Radical education activists seek to do rid of supposedly racist activities like showcasing your work and getting the proper answer from math courses. According to the Washington Free Beacon, Democratic contributors have helped to spread this now-popular practice in math instruction. A Pathway to Equitable Math Instruction, a charity that urges instructors to observe how math "is utilized to maintain capitalist, imperialist, and racist beliefs," was funded by the Bill and Melinda Gates Foundation.
Proponents of "antiracist" curricula often push to eliminate advanced math classes in order to reduce achievement gaps for underprivileged students.
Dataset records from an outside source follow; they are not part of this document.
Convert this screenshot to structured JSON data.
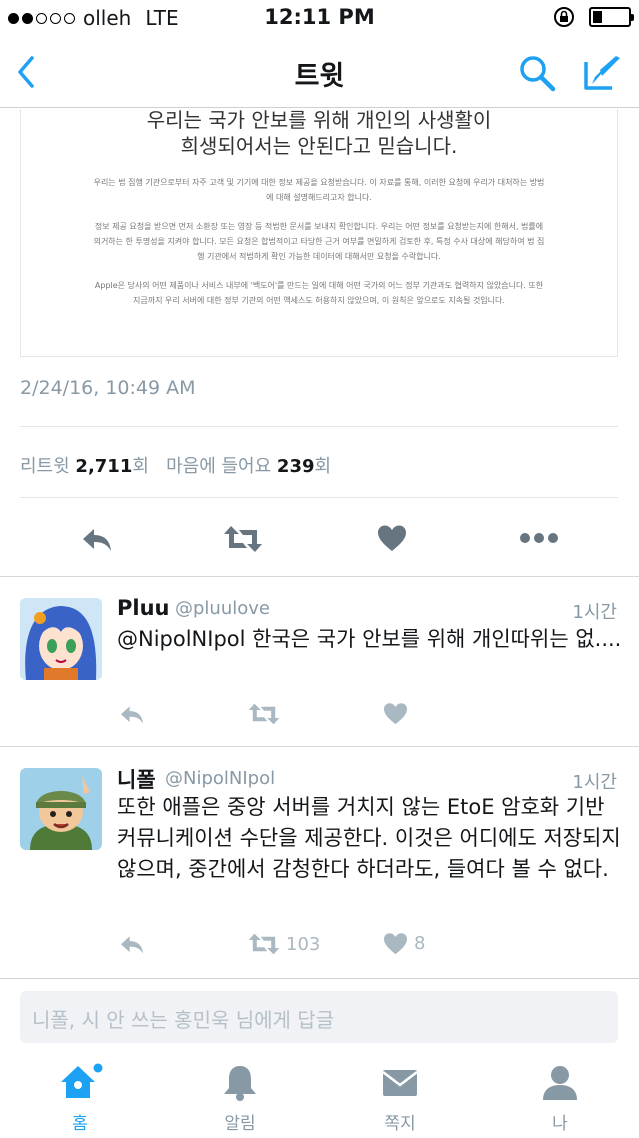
{
  "status_bar": {
    "carrier": "olleh",
    "network": "LTE",
    "time": "12:11 PM"
  },
  "nav": {
    "title": "트윗",
    "back_icon": "chevron-left-icon",
    "search_icon": "search-icon",
    "compose_icon": "compose-icon"
  },
  "embed": {
    "heading_line1": "우리는 국가 안보를 위해 개인의 사생활이",
    "heading_line2": "희생되어서는 안된다고 믿습니다.",
    "para1": "우리는 법 집행 기관으로부터 자주 고객 및 기기에 대한 정보 제공을 요청받습니다. 이 자료를 통해, 이러한 요청에 우리가 대처하는 방법에 대해 설명해드리고자 합니다.",
    "para2": "정보 제공 요청을 받으면 먼저 소환장 또는 영장 등 적법한 문서를 보내지 확인합니다. 우리는 어떤 정보를 요청받는지에 한해서, 법률에 의거하는 한 투명성을 지켜야 합니다. 모든 요청은 합법적이고 타당한 근거 여부를 면밀하게 검토한 후, 특정 수사 대상에 해당하여 법 집행 기관에서 적법하게 확인 가능한 데이터에 대해서만 요청을 수락합니다.",
    "para3": "Apple은 당사의 어떤 제품이나 서비스 내부에 '백도어'를 만드는 일에 대해 어떤 국가의 어느 정부 기관과도 협력하지 않았습니다. 또한 지금까지 우리 서버에 대한 정부 기관의 어떤 액세스도 허용하지 않았으며, 이 원칙은 앞으로도 지속될 것입니다."
  },
  "tweet_meta": {
    "timestamp": "2/24/16, 10:49 AM",
    "retweets_label": "리트윗",
    "retweets_count": "2,711",
    "likes_label": "마음에 들어요",
    "likes_count": "239",
    "count_suffix": "회"
  },
  "replies": [
    {
      "name": "Pluu",
      "handle": "@pluulove",
      "time": "1시간",
      "text": "@NipolNIpol 한국은 국가 안보를 위해 개인따위는 없....",
      "retweet_count": "",
      "like_count": ""
    },
    {
      "name": "니폴",
      "handle": "@NipolNIpol",
      "time": "1시간",
      "text": "또한 애플은 중앙 서버를 거치지 않는 EtoE 암호화 기반 커뮤니케이션 수단을 제공한다. 이것은 어디에도 저장되지 않으며, 중간에서 감청한다 하더라도, 들여다 볼 수 없다.",
      "retweet_count": "103",
      "like_count": "8"
    }
  ],
  "reply_box": {
    "placeholder": "니폴, 시 안 쓰는 홍민욱 님에게 답글"
  },
  "tabs": [
    {
      "label": "홈",
      "icon": "home-icon"
    },
    {
      "label": "알림",
      "icon": "bell-icon"
    },
    {
      "label": "쪽지",
      "icon": "mail-icon"
    },
    {
      "label": "나",
      "icon": "person-icon"
    }
  ],
  "colors": {
    "accent": "#1da1f2",
    "muted": "#8899a6",
    "icon_grey": "#667580",
    "divider": "#e1e8ed"
  }
}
The coalition behind the open letter, k12mathmatters, says this misguided approach diminishes "access to skills needed for social mobility."
"While the U.S. K-12 system has much to improve, the current trends will instead take us further back," the letter reads. "Reducing access to advanced mathematics and elevating trendy but shallow courses over foundational skills would cause lasting damage to STEM education in the country and exacerbate inequality by diminishing access to the skills needed for social mobility."
Adrian Mims, one of the letter's signatories, told the Free Beacon that educators should focus on elevating students to advanced math classes, not trying to "lower the ceiling."
"If you do that, it's going to eliminate a lot of postsecondary opportunities for them," Mims told the Free Beacon.
The letter points out that discontinuing advanced math classes will disproportionately impact public school kids, putting them at a disadvantage against private school pupils. It also warns that such revisions will erode students' knowledge of mathematics, algebra, and logical reasoning at a time when such abilities "are probably even more vital for today's major issues than they were in the Sputnik period."